Mirroring the Olympic race

This is one of those silly postings that I write from time to time; they don’t have a particular added value mirror-wise (if any at all), and thus could be ignored as a banter.

But when I stumbled upon this Ludion’s Pentateuch, my head formed a pretty obvious question: Who of them is more spectacular?

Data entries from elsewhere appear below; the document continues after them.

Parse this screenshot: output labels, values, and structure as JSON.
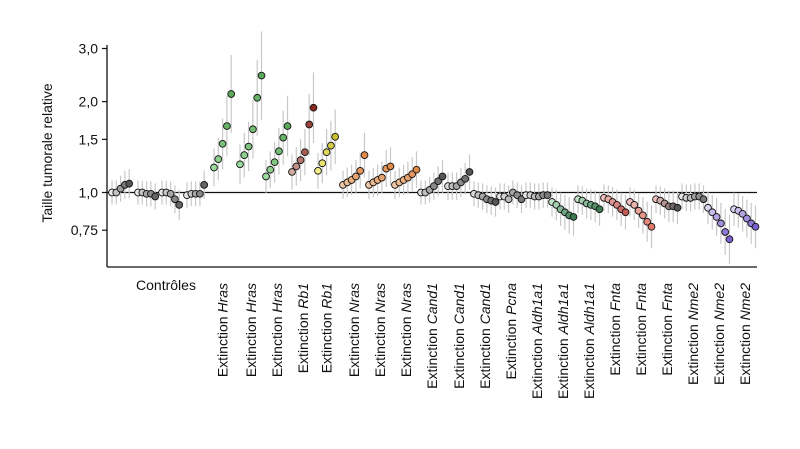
{
  "chart_data": {
    "type": "scatter",
    "ylabel": "Taille tumorale relative",
    "y_scale": "log",
    "ylim": [
      0.6,
      3.2
    ],
    "yticks": [
      {
        "value": 3.0,
        "label": "3,0"
      },
      {
        "value": 2.0,
        "label": "2,0"
      },
      {
        "value": 1.5,
        "label": "1,5"
      },
      {
        "value": 1.0,
        "label": "1,0"
      },
      {
        "value": 0.75,
        "label": "0,75"
      }
    ],
    "reference_line": 1.0,
    "grid": false,
    "groups": [
      {
        "prefix": "",
        "gene": "Contrôles",
        "color": "#e8e8e8",
        "dark": "#555555",
        "values": [
          1.0,
          1.0,
          1.03,
          1.06,
          1.07
        ]
      },
      {
        "prefix": "",
        "gene": "",
        "color": "#e8e8e8",
        "dark": "#666666",
        "values": [
          1.0,
          1.0,
          0.99,
          0.99,
          0.97
        ]
      },
      {
        "prefix": "",
        "gene": "",
        "color": "#e8e8e8",
        "dark": "#666666",
        "values": [
          1.0,
          1.0,
          0.99,
          0.95,
          0.91
        ]
      },
      {
        "prefix": "",
        "gene": "",
        "color": "#e8e8e8",
        "dark": "#666666",
        "values": [
          0.98,
          0.99,
          0.99,
          0.99,
          1.06
        ]
      },
      {
        "prefix": "Extinction ",
        "gene": "Hras",
        "color": "#9bd99b",
        "dark": "#5aa85a",
        "values": [
          1.21,
          1.29,
          1.45,
          1.66,
          2.12
        ]
      },
      {
        "prefix": "Extinction ",
        "gene": "Hras",
        "color": "#9bd99b",
        "dark": "#5aa85a",
        "values": [
          1.24,
          1.33,
          1.42,
          1.62,
          2.06,
          2.44
        ]
      },
      {
        "prefix": "Extinction ",
        "gene": "Hras",
        "color": "#9bd99b",
        "dark": "#5aa85a",
        "values": [
          1.13,
          1.19,
          1.26,
          1.37,
          1.52,
          1.66
        ]
      },
      {
        "prefix": "Extinction ",
        "gene": "Rb1",
        "color": "#d2a99f",
        "dark": "#8a2a22",
        "values": [
          1.17,
          1.22,
          1.28,
          1.36,
          1.68,
          1.91
        ]
      },
      {
        "prefix": "Extinction ",
        "gene": "Rb1",
        "color": "#f3ee88",
        "dark": "#c9c030",
        "values": [
          1.18,
          1.25,
          1.36,
          1.43,
          1.53
        ]
      },
      {
        "prefix": "Extinction ",
        "gene": "Nras",
        "color": "#f2c8a4",
        "dark": "#e08a4a",
        "values": [
          1.06,
          1.08,
          1.1,
          1.13,
          1.18,
          1.33
        ]
      },
      {
        "prefix": "Extinction ",
        "gene": "Nras",
        "color": "#f2c8a4",
        "dark": "#e08a4a",
        "values": [
          1.06,
          1.08,
          1.1,
          1.12,
          1.2,
          1.22
        ]
      },
      {
        "prefix": "Extinction ",
        "gene": "Nras",
        "color": "#f2c8a4",
        "dark": "#e08a4a",
        "values": [
          1.06,
          1.08,
          1.1,
          1.12,
          1.15,
          1.19
        ]
      },
      {
        "prefix": "Extinction ",
        "gene": "Cand1",
        "color": "#dcdcdc",
        "dark": "#555555",
        "values": [
          1.0,
          1.0,
          1.02,
          1.05,
          1.09,
          1.13
        ]
      },
      {
        "prefix": "Extinction ",
        "gene": "Cand1",
        "color": "#dcdcdc",
        "dark": "#555555",
        "values": [
          1.05,
          1.05,
          1.05,
          1.08,
          1.11,
          1.17
        ]
      },
      {
        "prefix": "Extinction ",
        "gene": "Cand1",
        "color": "#dcdcdc",
        "dark": "#555555",
        "values": [
          0.99,
          0.98,
          0.97,
          0.95,
          0.94,
          0.93
        ]
      },
      {
        "prefix": "Extinction ",
        "gene": "Pcna",
        "color": "#e8e8e8",
        "dark": "#777777",
        "values": [
          0.97,
          0.97,
          0.95,
          1.0,
          0.98,
          0.95
        ]
      },
      {
        "prefix": "Extinction ",
        "gene": "Aldh1a1",
        "color": "#e8e8e8",
        "dark": "#777777",
        "values": [
          0.98,
          0.98,
          0.97,
          0.97,
          0.98,
          0.98
        ]
      },
      {
        "prefix": "Extinction ",
        "gene": "Aldh1a1",
        "color": "#bfe3c7",
        "dark": "#3a7a50",
        "values": [
          0.93,
          0.91,
          0.88,
          0.86,
          0.84,
          0.83
        ]
      },
      {
        "prefix": "Extinction ",
        "gene": "Aldh1a1",
        "color": "#bfe3c7",
        "dark": "#3a7a50",
        "values": [
          0.95,
          0.94,
          0.92,
          0.91,
          0.9,
          0.88
        ]
      },
      {
        "prefix": "Extinction ",
        "gene": "Fnta",
        "color": "#f2c0bc",
        "dark": "#c25a55",
        "values": [
          0.96,
          0.95,
          0.93,
          0.91,
          0.88,
          0.86
        ]
      },
      {
        "prefix": "Extinction ",
        "gene": "Fnta",
        "color": "#f2c0bc",
        "dark": "#e07a6a",
        "values": [
          0.93,
          0.91,
          0.87,
          0.84,
          0.8,
          0.77
        ]
      },
      {
        "prefix": "Extinction ",
        "gene": "Fnta",
        "color": "#f2c0bc",
        "dark": "#555555",
        "values": [
          0.95,
          0.94,
          0.92,
          0.9,
          0.9,
          0.89
        ]
      },
      {
        "prefix": "Extinction ",
        "gene": "Nme2",
        "color": "#e8e8e8",
        "dark": "#777777",
        "values": [
          0.97,
          0.96,
          0.96,
          0.97,
          0.97,
          0.95
        ]
      },
      {
        "prefix": "Extinction ",
        "gene": "Nme2",
        "color": "#ddd4f2",
        "dark": "#7a5fcf",
        "values": [
          0.89,
          0.86,
          0.83,
          0.79,
          0.74,
          0.7
        ]
      },
      {
        "prefix": "Extinction ",
        "gene": "Nme2",
        "color": "#ddd4f2",
        "dark": "#7a5fcf",
        "values": [
          0.88,
          0.87,
          0.85,
          0.82,
          0.79,
          0.77
        ]
      }
    ]
  }
}
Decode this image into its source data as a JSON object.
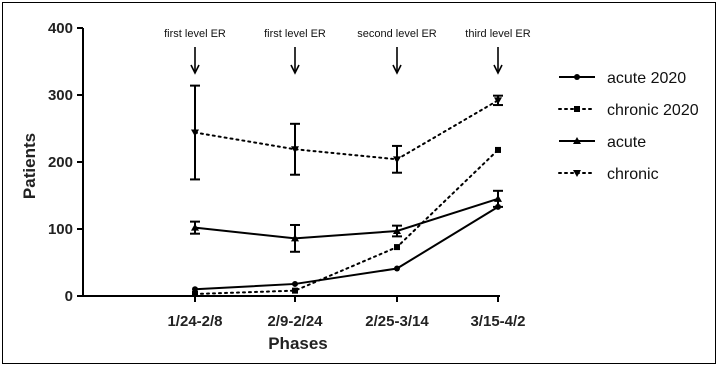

Or in other words, who is a champion in an ‘art-mirrors-art’ kind of  sport? A silly, macho question I told you, but still?

And so I decided to make a race.

The race will be between the five monsters of avant-garde art – Van Gogh, Dali, Magritte, Matisse and Picasso – to determine the most mirrorest of them.

Van Gogh

With all my love to Van Gogh, he leaves the distance without hardly even starting the race; a false start, perhaps.

There is only one ‘mirror’ in his entire oeuvre, the famous La Chambre à Arles (1888-89), otherwise known as The Bedroom.  Ok, there are technically speaking three versions of this painting, plus a couple of draft sketches, one in the letter to his brother, and another in his letter to Gauguin.  But they are all one and the same work, with some minor variations.

The earliest version of the painting is now in the Van Gogh Museum in Amsterdam (and you can read a lot of interesting things about this work on the museum’s website); the second is in the Art Institute of Chicago, and the third one in Paris at Musée d’Orsay. Two of these works came together last year in Amsterdam, but I did not managed to go and see them; a pity, may be it was once in a lifetime etc.

But as I said, with the respect to the Dutch master he is not well-fit for this mirror race of the giants.



In terms of  number of mirrors in his works Matisse is fine. But as I wrote, most of them are in fact one and the same famous “Oval Mirror of Matisse.” Although it is not even the case – one can paint the same mirror in many different ways (and strictly speaking, Matisse painted more than one mirror).

But somehow Matisse never left the most beaten roots when depicting his mirrors; he is absolutely fantastic on many other way, not not in his “art mirrors”. So, next time better.



The Spaniard defeats the Frenchman not only in terms of mirror quantities (though the number of his mirrors is colossal, I had to write two large postings to cover them all); Picasso was also incredibly diverse in terms of art styles he used, which is also seen in his art-mirrors. Plus of course he created a few incredible original ‘mirror works’, such as his Girl Hugging with Mirror. The only issue with Picasso is his women; he was all about women, and his mirrors were too. He would be a true champion in a sub-sport, of Women with Mirrors, if such would exist.



Perhaps, Dali has painted lesser amount of mirror (although the number will grow if we would add all sort of other mirror-like things in his works, as I wrote).  But – it’s not the number of mirrors that matters, Dali has also created many very original and thought-provoking works (and not only oxytocin trigger, like Picasso). And Dali was making more and more interesting works with with time. So, his silver is well deserved.

But to all my surprise, the winner of the race is …

<drum roll>


</ drumroll>

And that having in mind that I don’t particularly like Magritte as a painter.


And yet Magritte somehow managed to win this Mirror Race: his mirrors are most conceptual and paradoxical, and I could add that they are more in line with the XX century than the ones of other contenders. Nearly all his mirrors are not mere repetitions of the earlier themes and motifs, but some sort of Alice-in-Wonderlands ‘doors’ that open more and more mirror gardens for us.

So, and despite a surprise on my face, I have to declare Magritte the Mirror Champion this time.